Guaraná, genialidade & formicida


Por: Ricardo Rocha Aguieiras

Meu moreno fez bobagem
Magoou meu pobre coração
Aproveitou a minha ausência
E botou mulher sambando
No meu barracão...

Quando penso que outra mulher
Requebrou pro meu moreno ver
Nem dá jeito de cantar
Só dá vontade de chorar
E de morrer...
Assis Valente in Fez Bobagem

O Brasil é, felizmente, um país de grandes artistas. Uns mais conhecidos e valorizados do que outros, como em todo lugar. Hoje eu quero falar de um constantemente regravado,mas que pouco se conhece de sua vida: ASSIS VALENTE.

E, mesmo que você não saiba quem ele é, em algum natal de sua vida você já ouviu – e cantou! –a canção natalina mais triste e bela até hoje feita. E, penso que esse é justamente o parâmetro pra definir os grandes, quando a obra criada por eles passa a fazer parte da nossa memória e do inconsciente coletivo. Cantamos a música pela sua beleza, mas não sabemos mais quem a fez e nos legou.
A história da vida de José de Assis Valente é a história da reinvenção. Da própria reinvenção. Nasceu em 19 de março de 1911, mas não se sabe ao certo onde: ou em Santo Amaro, ou em Pateoba, ambas na Bahia. Ainda muito pequeno, foi sequestrado por uma família e escravizado, trabalhando como ajudante de uma farmácia. Escravo num país que vivia divulgando o “orgulho de não termos escravos”. Mas Assis aproveitava e lia escondido Castro Alves e, aos dez anos de idade, foge para o Rio de Janeiro num circo, onde trabalhava como declamador. Mais tarde, vai trabalhar como protético e as suas dentaduras e pontes ficaram tão famosas na cidade que Lamartine Babo o cognominou de "O Pivô do Samba".

Mesmo com a sua infância extremamente triste, Assis não deixava seus sambas refletir a sua amargura.
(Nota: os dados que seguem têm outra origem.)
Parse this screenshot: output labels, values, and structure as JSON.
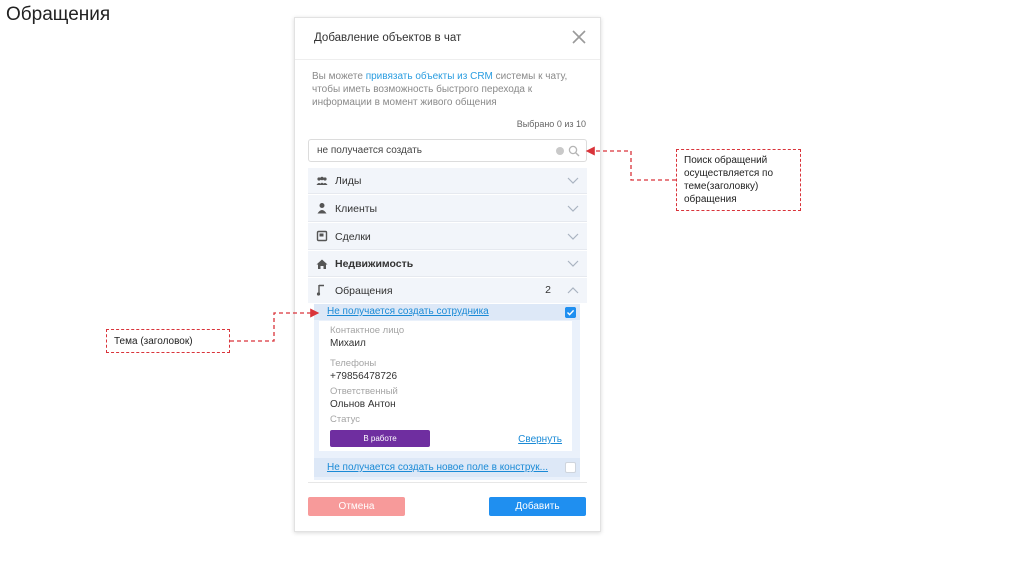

Ao contrário, em mais uma reinvenção, sua música era repleta de farra e de alegria, de molejo e de brasilidade, tanto que a grande maioria de suas canções foi gravada pela Carmen Miranda,que acabou se tornando sua intérprete por excelência.

O primeiro grande sucesso de Assis Valente foi Tem Francesa no Morro, gravado em 1932 por Aracy Cortes, que foi a maior artista do Teatro de Revista brasileiro. Uma sátira deliciosa contra o esnobismo de uma elite que insistia em inserir em seus diálogos achados lingüísticos do francês ou inglês, já naquela época se adorava imitar os "desenvolvidos" e nossa baixa autoestima de brasileiro não permitia valorizar o que era nosso...o que acontece até hoje, infelizmente.

Carmen Miranda gravou as melhores, numa obra de superlativos: Good Bye, Boy; E o Mundo Não se Acabou; Recenseamento, Uva de Caminhão; Minha Embaixada Chegou; Alegria... Já que estamos falando de se reinventar, a própria tragédia de um suposto fim do mundo é transformada em zoeira, farra e oportunidade para se colocar a libido em dia, pela personagem-protagonista de E o Mundo não Se acabou. Aproveita-se o final dos tempos para se pegar na mão de quem não devia e para se beijar a boca de quem não conhecia. Hoje a gente faz isso com muita tranquilidade, vide os dark roons e as saunas, mas nos anos '30 a coisa devia ser bem mais complicada...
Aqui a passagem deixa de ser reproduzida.